Kemudian, terkait penempatan dana Jamrek dan pasca tambang yang tersimpan di kabupaten sebelumnya, gubernur telah mengeluarkan surat tentang penyampaian P3D dan pengalihan administrasi jaminan reklamasi dan jaminan pasca tambang.

Spekukasi kemudian yang muncul, adanya MoU antara Pemerintah Daerah dan pihak Bank Sultra mengindikasikan adanya upaya monopoli perbankan. Di sisi lain, besaran dana Jamrek dan pasca tambang yang cukup fantastis yakni Rl200 juta per hektar, yang dibayarkan sebelum terbitnya IUP eksplorasi hingga ke IUP eksploitasi/produksi.

Tidak adanya transparansk penggunaan dan pengelolaan dana Jamrek dan pasca tambang dapat menimbulkan kecurigaan lebih parah. Bisa saja dana puluhan miliar yang tersimpan di Bank Sultra itu digunakan untuk peruntukkan lain.

Pertama, adanya pembangunan tower Bank Sultra yang menelan anggaran begitu fantastis bisa saja bersumber dari dana Jamrek dan pasca tambang yang diendapkan selama ini. Kedua, adanya anak perusahaan Bank Sultra juga patut dicurigai.

Untuk itu, pemerintah seharusnya bersifat transparan dalam penempatan dan pengelolaan dana Jamrek dan pasca tambang di Sultra.

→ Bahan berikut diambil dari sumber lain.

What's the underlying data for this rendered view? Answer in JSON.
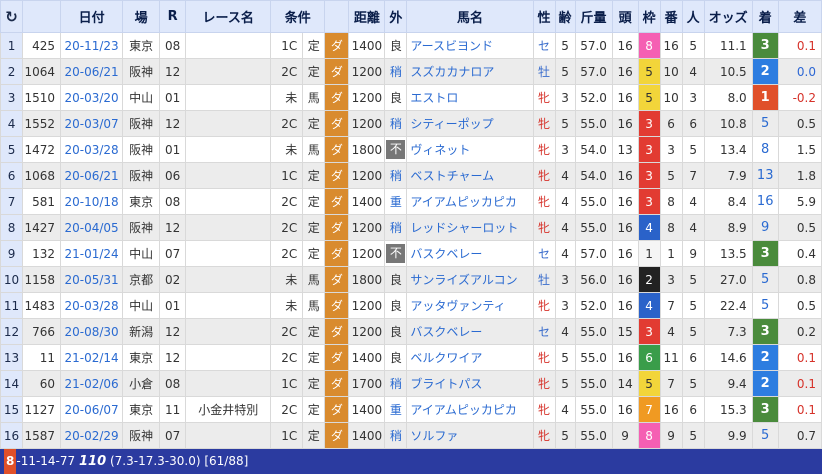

Selain itu, bank yang ditunjuk untuk menyimpan dana harusnya memberikan kontribusi kepada pemerintah dalam bentuk reward serta konpensasi yang jelas peruntukan dan penggunaannya. Misalnya melalui bantuan pendidikan maupun bantuan operasional di daerah.

Penulis adalah Ketua Koalisi Aktivis Pemerhati Lingkungan dan Pertambangan (Kapitan) Sultra.